In subsequent decades, George established a pattern of spending part of the year in North America and the rest staying with friends in Jersey and indulging his love of travel. He eventually acquired a house in Jersey, Le Ménage ès Feuvres, that used to belong to his family until sold after the death of his great-uncle Charles. He undertook a renovation of the property and moved in during 1965. He continued to divide his time between Jersey and North America - Ottawa and Michigan to visit his brothers, Fort Lauderdale in Florida where he maintained a home, and San Antonio, Texas, home to his granddaughter.

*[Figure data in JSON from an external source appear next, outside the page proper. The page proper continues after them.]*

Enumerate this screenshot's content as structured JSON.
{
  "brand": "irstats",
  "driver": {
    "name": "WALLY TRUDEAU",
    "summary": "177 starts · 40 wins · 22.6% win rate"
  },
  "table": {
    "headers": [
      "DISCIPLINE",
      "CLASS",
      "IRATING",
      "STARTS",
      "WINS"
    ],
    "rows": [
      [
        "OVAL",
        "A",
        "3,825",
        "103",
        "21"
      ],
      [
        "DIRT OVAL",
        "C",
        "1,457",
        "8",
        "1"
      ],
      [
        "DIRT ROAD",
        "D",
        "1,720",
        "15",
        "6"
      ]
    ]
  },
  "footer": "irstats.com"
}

The occasion of his 90th birthday in 1981 was marked with a dinner given in his honour by Le Don Balleine, and a celebratory mass in the chapel of Saint Ouen's Manor. The Jersey Evening Post celebrated the 900th column published in that newspaper in 1982. On 22 March 1984 he was elected a Membre d'Honneur of La Société Jersiaise. He died in a nursing home in San Antonio on 27 October 1984.

==Works==
For almost forty years he maintained a flow of articles in Jèrriais back to Jersey for publication in newspapers, first in Les Chroniques de Jersey (1946–1954) and later in the Evening Post (subsequently Jersey Evening Post ) (1964–1984). Selections of his articles were published in book form as Jèrri Jadis (1973) and Histouaithes et Gens d'Jèrri (1976).

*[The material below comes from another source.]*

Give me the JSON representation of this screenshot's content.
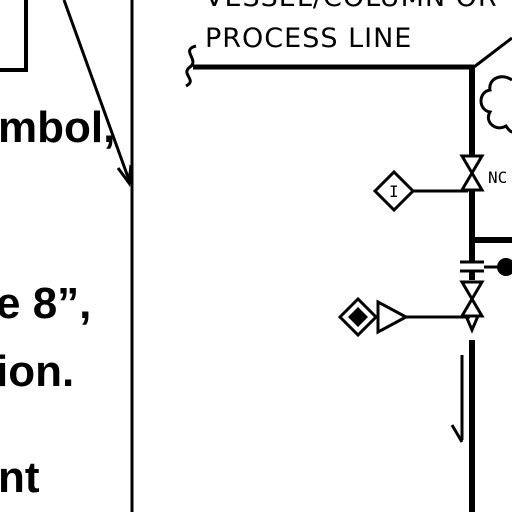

His first column for Les Chroniques de Jersey was published on 23 November 1946. Articles appeared weekly, or nearly weekly, until the end of 1951. In 1952-1954 articles relating George's travels appeared sporadically. A final article in Les Chroniques de Jersey, an appreciation of the newspaper, appeared in its final issue on 30 December 1959.

In 1953 George became the first secretary of L'Assembliée d'Jèrriais, founded to promote the Jersey language. Between 1952-1977 he was a regular contributor to its quarterly magazine Lé Bulletîn d'Quart d'An.

On the death in 1964 of writer Edward Le Brocq, whose weekly column in Jèrriais had transferred from Les Chroniques de Jersey on its closure at the end of 1959 to the Evening Post, George took up the rôle of providing a weekly column.

The publication of Jèrri Jadis resulted in the award of the Prix Littéraire du Cotentin to George in 1974.

On 13 January 1981, the Jersey Evening Post celebrated the 800th article by George published in that newspaper: "Eight hundred articles, each of about 800 words and delivered regularly from wherever he happens to be (which is usually America, where he has lived for many years) is a remarkable achievement." And when the milestone of the 900th article appeared (on 5 August 1983), the Jersey Evening Post described him as "Jersey heritage's most remarkable guardian".

From 14 April 1982, George's articles in Jèrriais were accompanied in the Jersey Evening Post by a parallel translation into English. His last article was published on 26 October 1984.